Nearly half of co-founders have to buy their business partners out, new research has said.

The study revealed that more than two fifths (43 per cent) of co-founded businesses require one founder to buy the other out of the business, following rifts.

London-based VC investment fund Fuel Ventures surveyed more than 3,000 founders and co-founders across the UK and found that of the most common reason for founding teams splitting was a 'difference in opinions for the company's direction'.

Of the 43 per cent, more than two thirds (71 per cent) stated it was because of a difference of opinion on the company's direction, whilst 18 per cent said they felt the co-founder 'didn't reciprocate their beliefs/values'.

92 per cent of respondents who've split said that it was catalysed by a 'single specific disagreement' regarding a business decision, following a period of dispute/unrest within the founding team.
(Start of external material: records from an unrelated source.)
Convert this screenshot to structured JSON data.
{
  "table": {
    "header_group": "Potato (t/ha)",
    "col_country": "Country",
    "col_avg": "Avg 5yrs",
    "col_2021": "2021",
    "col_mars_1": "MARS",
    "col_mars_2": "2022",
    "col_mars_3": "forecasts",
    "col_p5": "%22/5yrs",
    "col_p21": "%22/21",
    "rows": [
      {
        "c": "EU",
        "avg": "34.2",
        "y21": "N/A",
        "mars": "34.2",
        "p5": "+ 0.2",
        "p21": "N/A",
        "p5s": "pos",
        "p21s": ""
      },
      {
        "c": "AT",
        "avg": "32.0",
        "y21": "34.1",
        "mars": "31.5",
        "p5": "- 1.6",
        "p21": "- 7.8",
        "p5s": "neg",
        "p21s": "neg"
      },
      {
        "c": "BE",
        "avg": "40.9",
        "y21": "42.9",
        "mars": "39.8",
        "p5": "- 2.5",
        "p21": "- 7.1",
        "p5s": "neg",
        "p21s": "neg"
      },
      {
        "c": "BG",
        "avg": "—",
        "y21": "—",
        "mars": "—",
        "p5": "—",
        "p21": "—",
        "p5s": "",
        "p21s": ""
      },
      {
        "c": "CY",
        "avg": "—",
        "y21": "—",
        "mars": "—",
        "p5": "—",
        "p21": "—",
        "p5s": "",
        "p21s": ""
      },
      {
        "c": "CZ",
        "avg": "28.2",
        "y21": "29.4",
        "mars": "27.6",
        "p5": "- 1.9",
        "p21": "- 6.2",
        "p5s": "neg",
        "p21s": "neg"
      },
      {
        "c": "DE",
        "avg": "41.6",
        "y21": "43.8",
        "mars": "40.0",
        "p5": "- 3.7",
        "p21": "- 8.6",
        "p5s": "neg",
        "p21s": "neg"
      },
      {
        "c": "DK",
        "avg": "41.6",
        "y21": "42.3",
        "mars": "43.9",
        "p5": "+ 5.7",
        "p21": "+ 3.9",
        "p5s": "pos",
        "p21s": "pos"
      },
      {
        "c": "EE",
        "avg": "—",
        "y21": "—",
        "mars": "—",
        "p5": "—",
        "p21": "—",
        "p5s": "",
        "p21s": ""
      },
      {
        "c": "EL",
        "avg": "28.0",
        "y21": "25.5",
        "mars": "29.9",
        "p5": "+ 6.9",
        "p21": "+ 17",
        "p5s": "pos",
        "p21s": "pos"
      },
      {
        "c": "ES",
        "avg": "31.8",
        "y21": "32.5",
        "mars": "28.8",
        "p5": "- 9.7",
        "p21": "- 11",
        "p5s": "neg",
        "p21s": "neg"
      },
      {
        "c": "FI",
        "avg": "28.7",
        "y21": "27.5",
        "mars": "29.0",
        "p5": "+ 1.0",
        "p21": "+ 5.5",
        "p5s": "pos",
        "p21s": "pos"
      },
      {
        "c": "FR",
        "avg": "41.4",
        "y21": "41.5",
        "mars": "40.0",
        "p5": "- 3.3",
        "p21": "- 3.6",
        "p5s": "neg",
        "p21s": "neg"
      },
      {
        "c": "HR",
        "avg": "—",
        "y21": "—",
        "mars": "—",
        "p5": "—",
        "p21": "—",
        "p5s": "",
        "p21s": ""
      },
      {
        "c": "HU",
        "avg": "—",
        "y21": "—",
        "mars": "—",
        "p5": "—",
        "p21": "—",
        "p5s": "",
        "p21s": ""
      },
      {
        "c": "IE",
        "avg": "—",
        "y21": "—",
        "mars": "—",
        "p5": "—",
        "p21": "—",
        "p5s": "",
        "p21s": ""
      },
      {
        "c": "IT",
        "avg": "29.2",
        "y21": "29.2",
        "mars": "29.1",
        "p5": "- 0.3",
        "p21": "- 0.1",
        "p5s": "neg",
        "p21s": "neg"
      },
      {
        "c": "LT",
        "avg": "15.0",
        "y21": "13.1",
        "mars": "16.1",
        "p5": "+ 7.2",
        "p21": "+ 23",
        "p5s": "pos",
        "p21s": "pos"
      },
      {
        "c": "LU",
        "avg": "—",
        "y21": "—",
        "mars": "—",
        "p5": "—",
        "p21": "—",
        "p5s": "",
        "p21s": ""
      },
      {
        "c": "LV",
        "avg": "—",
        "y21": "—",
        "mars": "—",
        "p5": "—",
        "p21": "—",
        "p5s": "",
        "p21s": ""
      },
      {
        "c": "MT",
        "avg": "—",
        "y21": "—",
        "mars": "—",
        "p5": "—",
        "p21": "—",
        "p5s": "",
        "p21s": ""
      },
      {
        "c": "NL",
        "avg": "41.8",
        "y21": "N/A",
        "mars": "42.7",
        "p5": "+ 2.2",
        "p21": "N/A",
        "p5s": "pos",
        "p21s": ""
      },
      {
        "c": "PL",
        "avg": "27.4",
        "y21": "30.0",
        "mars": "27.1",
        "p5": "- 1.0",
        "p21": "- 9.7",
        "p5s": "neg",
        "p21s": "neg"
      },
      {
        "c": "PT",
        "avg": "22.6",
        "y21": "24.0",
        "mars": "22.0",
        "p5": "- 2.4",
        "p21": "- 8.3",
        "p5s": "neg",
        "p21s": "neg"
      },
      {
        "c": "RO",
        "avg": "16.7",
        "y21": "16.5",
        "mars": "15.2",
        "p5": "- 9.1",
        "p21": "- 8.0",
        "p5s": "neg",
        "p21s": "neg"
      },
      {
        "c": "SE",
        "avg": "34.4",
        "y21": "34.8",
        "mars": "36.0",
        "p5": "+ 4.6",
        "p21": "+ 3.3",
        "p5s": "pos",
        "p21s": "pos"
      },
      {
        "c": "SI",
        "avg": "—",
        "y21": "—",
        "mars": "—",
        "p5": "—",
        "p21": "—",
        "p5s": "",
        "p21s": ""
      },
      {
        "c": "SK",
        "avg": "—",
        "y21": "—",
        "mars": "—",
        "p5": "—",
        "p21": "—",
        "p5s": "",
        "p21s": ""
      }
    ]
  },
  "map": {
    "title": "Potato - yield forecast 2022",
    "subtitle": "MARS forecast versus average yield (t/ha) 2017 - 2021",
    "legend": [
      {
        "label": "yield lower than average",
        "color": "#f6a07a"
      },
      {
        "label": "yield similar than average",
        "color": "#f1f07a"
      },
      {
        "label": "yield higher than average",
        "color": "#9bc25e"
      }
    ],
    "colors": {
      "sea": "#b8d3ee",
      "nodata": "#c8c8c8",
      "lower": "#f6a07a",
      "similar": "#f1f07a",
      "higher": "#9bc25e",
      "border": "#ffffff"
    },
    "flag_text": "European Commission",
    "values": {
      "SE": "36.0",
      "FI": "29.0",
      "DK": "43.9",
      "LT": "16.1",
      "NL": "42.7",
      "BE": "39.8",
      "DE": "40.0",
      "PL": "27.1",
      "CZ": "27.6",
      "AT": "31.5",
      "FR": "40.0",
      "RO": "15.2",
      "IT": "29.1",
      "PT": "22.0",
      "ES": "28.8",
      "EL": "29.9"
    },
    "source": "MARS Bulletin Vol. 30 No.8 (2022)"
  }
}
73 per cent of founders said they wouldn’t consider co-founding again after the experience.

Fuel Ventures founder, Mark Pearson, said: “For entrepreneurs all over the globe, having a co-founder offers a great source of confidence, as well as giving people a great chance to bounce ideas and concepts around, and if the relationship is good, a co-founded company can be extremely successful.

“However, as our research shows there can be some negatives to having a co-founder, particularly if you don't share the same business beliefs, values or ethics.

"We invest in businesses with an array of founding stories, whether it's one founder whose had a business concept since they were a child, two co-founders who dreamt up their idea in a bar, or a group of five who decided to take the leap themselves - if they've got a good business and good drive, there's a place for them here at Fuel.”